“Seven Guitars,” while filled with talented actors and boasting fantastic production value, ended up being a visually beautiful disappointment. No amount of design could solve problems with the script. The play goes nowhere, circling around and around issues it never directly handles.
Blues singer Floyd “Schoolboy” Barton (Antonio Glass), just out of a 90-day stint in a Chicago prison, is offered a record deal after a song he recorded becomes a hit. He returns to the woman he hasn’t seen in over a year, Vera (Janaé Mitchell), to convince her to go to Chicago with him. She is uncertain, and is advised by her friend Louise (Aishah Harvey) that he won’t change his ways for her. He meets up with his old band members, Canewell (Gavin King) and Red Carter (Petey McGee). They hang out outside of the apartment building where Louise, Vera and their strange neighbor Hedley (Thomas Tucker) live. Floyd wants to right the past wrongs in his life, but goes about the wrong way.
Floyd’s complicated and complex figure is supposedly at the heart of the story, but his character is overshadowed by Louise and Hedley in the second act. Louise’s niece Ruby (Alisha Espinosa) shows up at the end of the first act, but serves little purpose in the show. The characters and subplots are disconnected from each other, and fail to feed into the main plot or purpose, and instead branch out every which way. Romantic triangles are hinted at but not mentioned again until the end, at which point the subplot has lost most of its emotional gravitas.
The men of the show are restless and feel trapped. In an attempt to prove their masculinity, all try to outdo each other. The men’s propensity for aggression starts small, with bickering and comparing their switchblades and guns, but slowly grows. Their anecdotal one-upmanship escalates into violence. Playwright August Wilson’s focus on the men leaves female characters underwritten, passive and used by the men.
However, Wilson doesn’t actually make any clear statement about the issues of racial discrimination and fatalism he brings up in the play. Is Floyd’s tragic end supposed to be martyrdom or a warning? The show starts out as a character dramedy and ends up a violent film noir. It cannot figure out its themes, direction or the impression it wishes to leave.
Harvey as Louise is amazing and sassy. She is believable and entertaining even in her smallest moments and reactions. From lighting a cigarette with her perfectly manicured nails to her comedic line delivery, she commands the audience’s attention.
Tucker as Hedley was great. He was completely committed to the character, delivering a perfect mix of sympathy and disturbance.
Glass was sleazily charming as the philandering Floyd, who just can’t get his act together. Mitchell as Vera was good, but in several pivotal moments the character was lost and she seemed too conscious of the audience.
The dialogue is realistic, lyrical and trivial. It moved from a monologue on how to really make good greens into arguments over whether Jesus was right to resurrect Lazarus, and later to monologues over losing parents. The dialogue gave the feeling of being dropped into the group and hanging out with them, but ultimately the audience gets lost in the repetition. Slow pacing is one of the play’s biggest issues. “Seven Guitars” is a three-hour show and the audience feels every minute of it.

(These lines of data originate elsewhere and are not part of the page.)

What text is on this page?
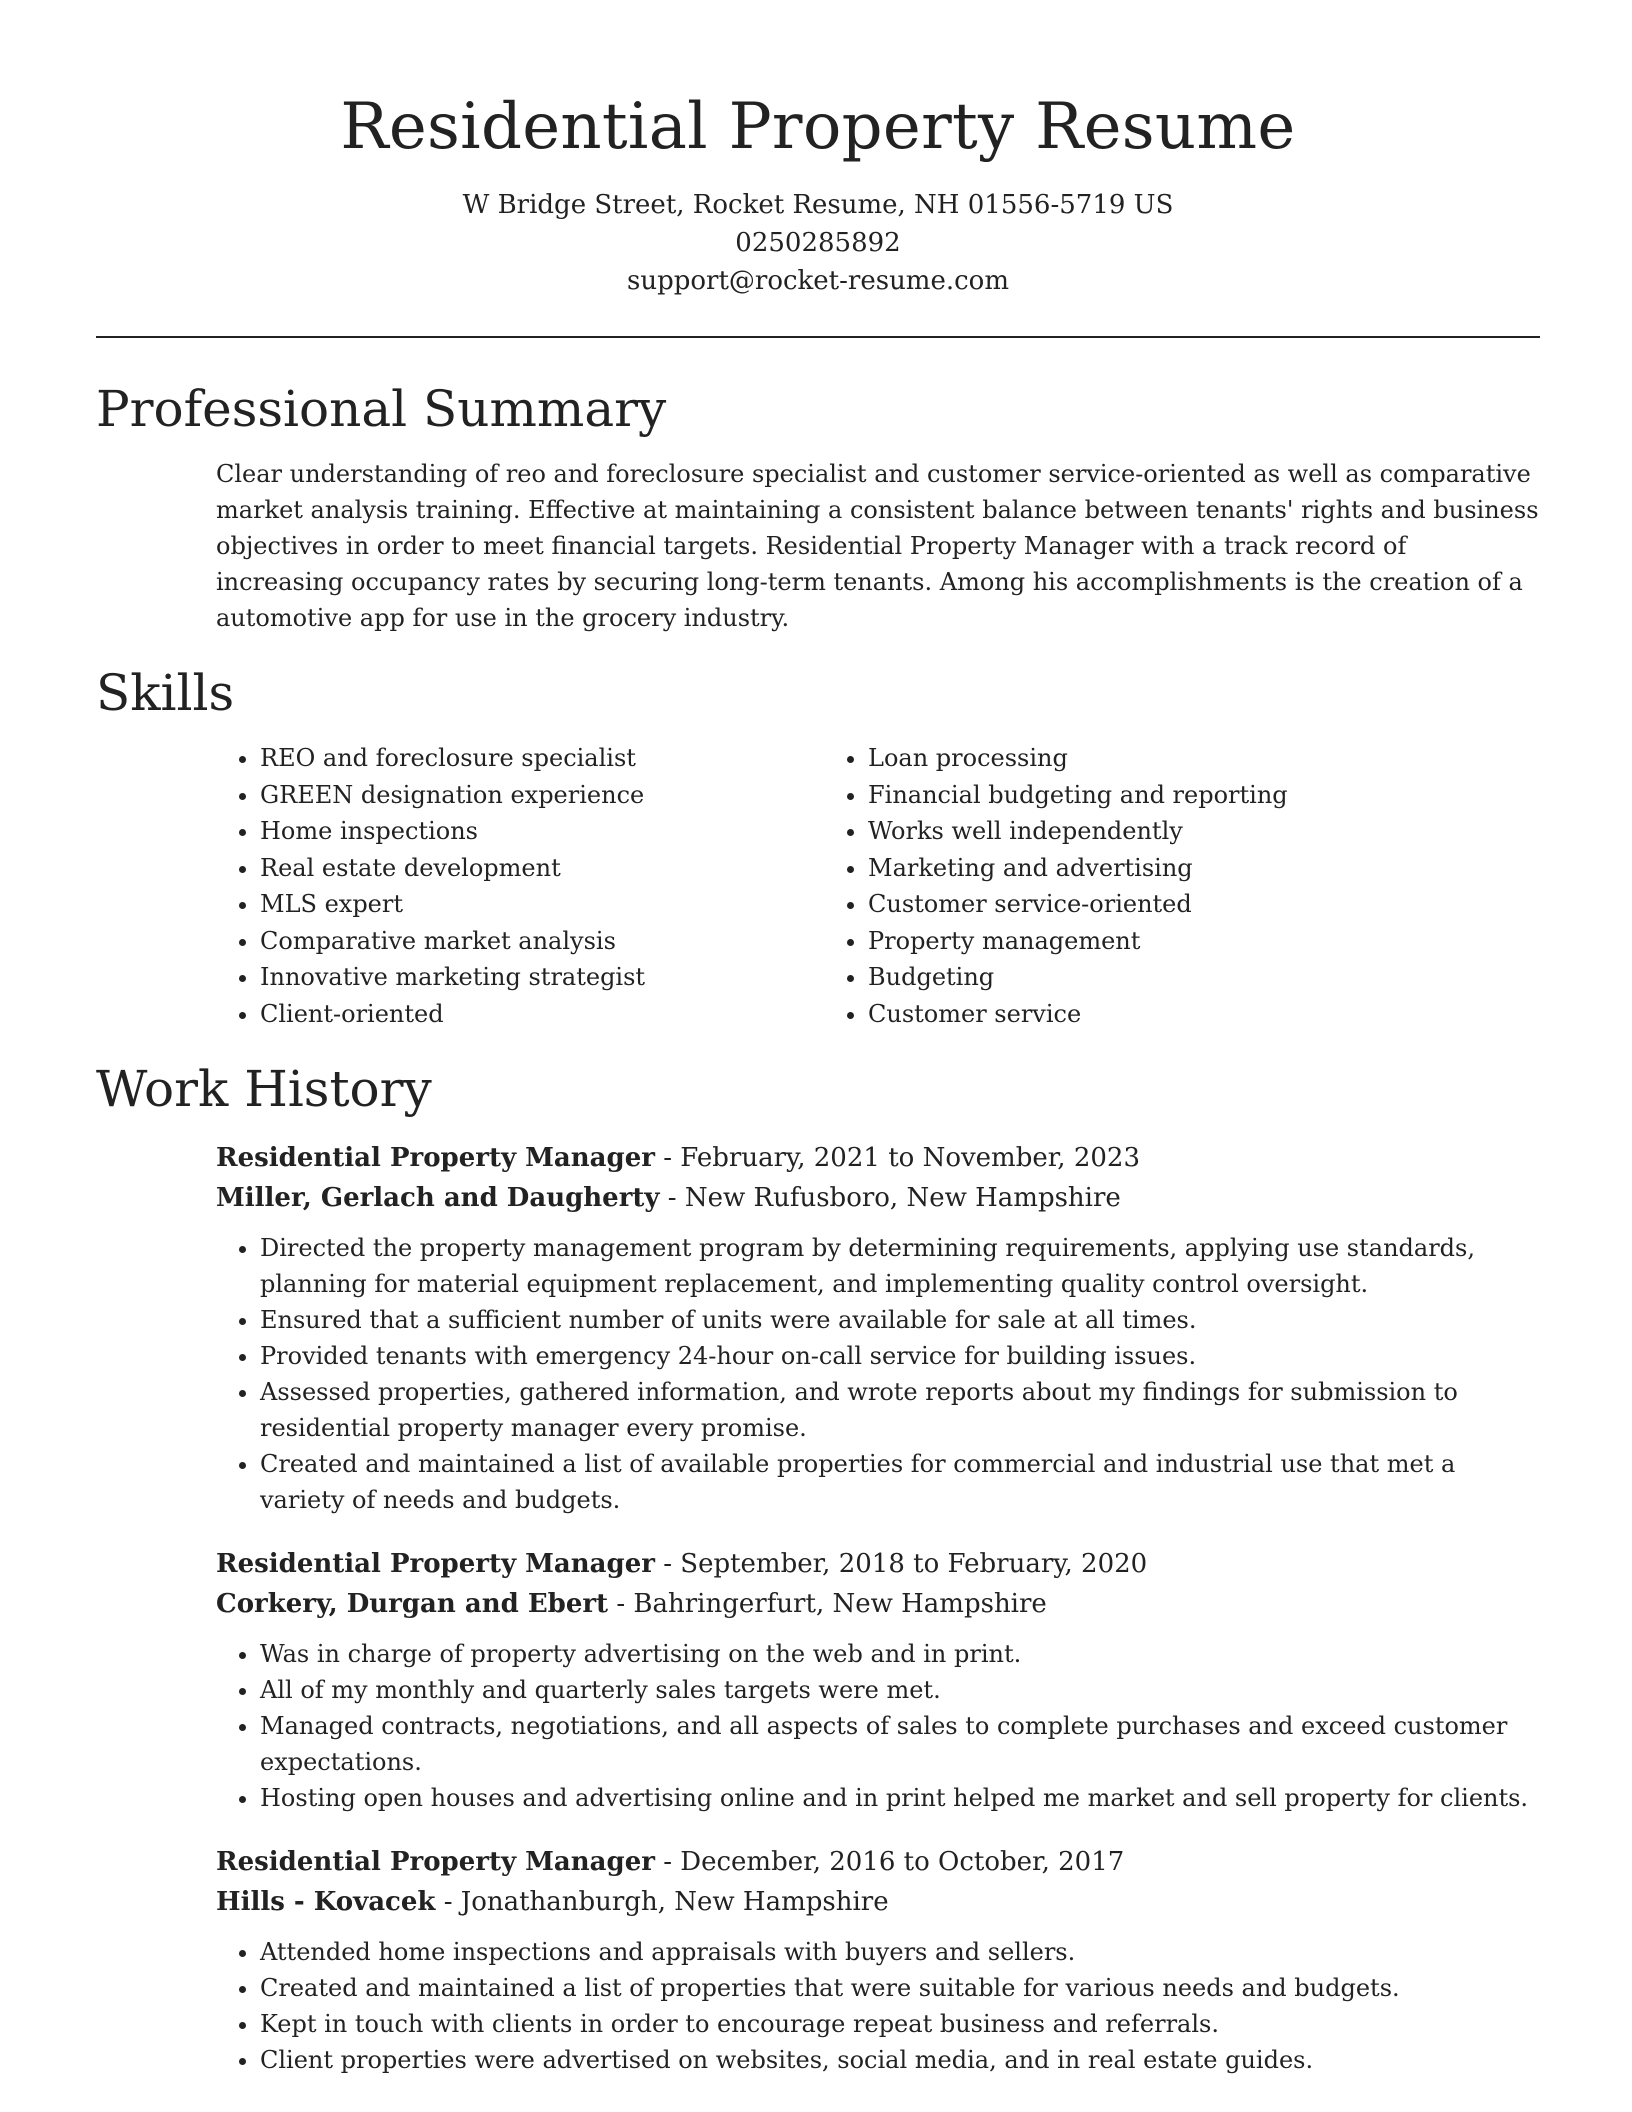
Residential Property Resume
W Bridge Street, Rocket Resume, NH 01556-5719 US
0250285892
support@rocket-resume.com
Professional Summary

Clear understanding of reo and foreclosure specialist and customer service-oriented as well as comparative market analysis training. Effective at maintaining a consistent balance between tenants' rights and business objectives in order to meet financial targets. Residential Property Manager with a track record of increasing occupancy rates by securing long-term tenants. Among his accomplishments is the creation of a automotive app for use in the grocery industry.

Skills
• REO and foreclosure specialist
• GREEN designation experience
• Home inspections
• Real estate development
• MLS expert
• Comparative market analysis
• Innovative marketing strategist
• Client-oriented
• Loan processing
• Financial budgeting and reporting
• Works well independently
• Marketing and advertising
• Customer service-oriented
• Property management
• Budgeting
• Customer service
Work History
Residential Property Manager - February, 2021 to November, 2023
Miller, Gerlach and Daugherty - New Rufusboro, New Hampshire
• Directed the property management program by determining requirements, applying use standards, planning for material equipment replacement, and implementing quality control oversight.
• Ensured that a sufficient number of units were available for sale at all times.
• Provided tenants with emergency 24-hour on-call service for building issues.
• Assessed properties, gathered information, and wrote reports about my findings for submission to residential property manager every promise.
• Created and maintained a list of available properties for commercial and industrial use that met a variety of needs and budgets.
Residential Property Manager - September, 2018 to February, 2020
Corkery, Durgan and Ebert - Bahringerfurt, New Hampshire
• Was in charge of property advertising on the web and in print.
• All of my monthly and quarterly sales targets were met.
• Managed contracts, negotiations, and all aspects of sales to complete purchases and exceed customer expectations.
• Hosting open houses and advertising online and in print helped me market and sell property for clients.
Residential Property Manager - December, 2016 to October, 2017
Hills - Kovacek - Jonathanburgh, New Hampshire
• Attended home inspections and appraisals with buyers and sellers.
• Created and maintained a list of properties that were suitable for various needs and budgets.
• Kept in touch with clients in order to encourage repeat business and referrals.
• Client properties were advertised on websites, social media, and in real estate guides.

Hedley’s monologue about his relationship with his father and the questions one asks as a child without realizing how much it could hurt your parents is well-written and delivered with penitence and intensity by Thomas Tucker.
There is a propensity for monologues in the show, and the audience tires of them long before it stops using them. Most of them drag on and are done no favors by lighting, which tried to add gravitas by dimming the rest of the stage and blue-lighting the character, instead making them more cartoonish.
The lighting and sound was a bit over-the-top in some of the violent or dramatic moments, but lighting was more functional during realistic moments. The blues fragments of lighting punctuate important moments, providing clearer movement and building to a finish. The sound design was integral to the show and, for the most part, also worked.
The excessive hyper-realism of Wilson’s play, where a sprout is planted into the set during the action and everything attempts to mimic real life, often doesn’t work well theatrically, and is especially jarring coupled with very theatrical moments in the lighting and sound design.
The set created some nice angles and the blocking was dynamic. The costumes by Tyler Wilson were detailed, accurate and are representative of the characters’ journeys.
Acting and design elements in “Seven Guitars” are forceful. Unfortunately, no amount of production values or acting talent can save the muddled plot.